Atlas Tube, a piling pipe producer in Ontario, filed a complaint with the Canadian government earlier this year regarding the influx of low-priced Chinese carbon and alloy steel pipe into the western provinces. The primary investigation determined the dumping margins of the piping product range from 78.4 to 96.2 per cent, with additional import subsidy amounts ranging from 8.2 to 13.9 per cent.
One outcome of the investigation is it will level the playing field by ending the subsidization of Chinese piling pipe, David Seeger, president of JMC Steel Group, told Construction Canada Online.

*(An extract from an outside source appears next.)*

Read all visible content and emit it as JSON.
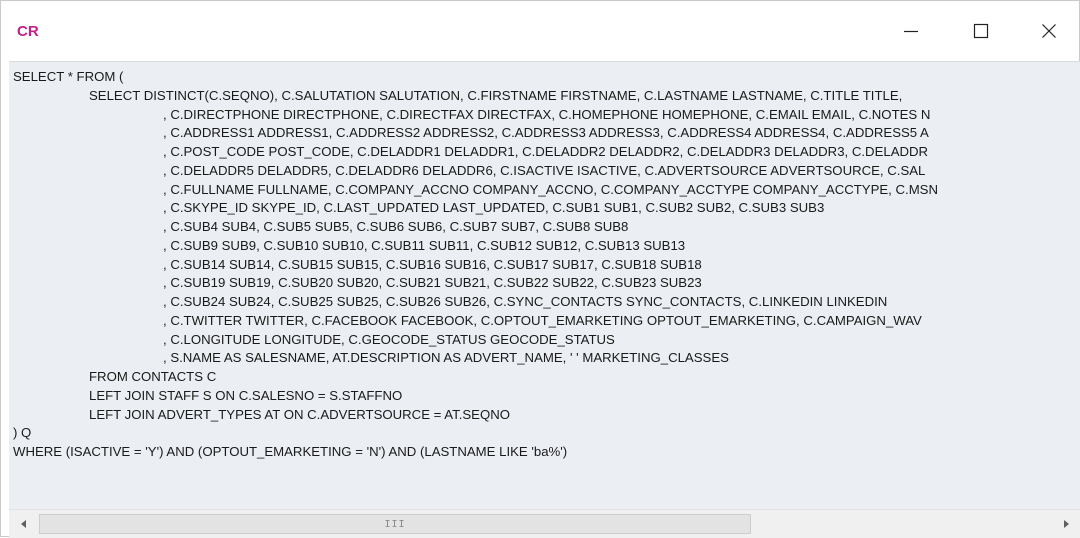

“The pricing will then be based on normal market forces, which will eliminate the free-for-all caused by unfairly priced Chinese pipe and ensure greater stability for both producers and purchasers,” he said. “In turn, orderly pricing and market stability will benefit service providers such as architects and engineers who must price their projects with some degree of certainty.”
The duties suggested by CBSA will be finalized following Canadian International Trade Tribunal (CITT) confirmation the imports are threatening domestic pipe production and jobs.
“The effect of massive volumes of unfairly priced Chinese pipe seriously injures domestic producers and has longer-term negative effects on production and employment,” said Seeger.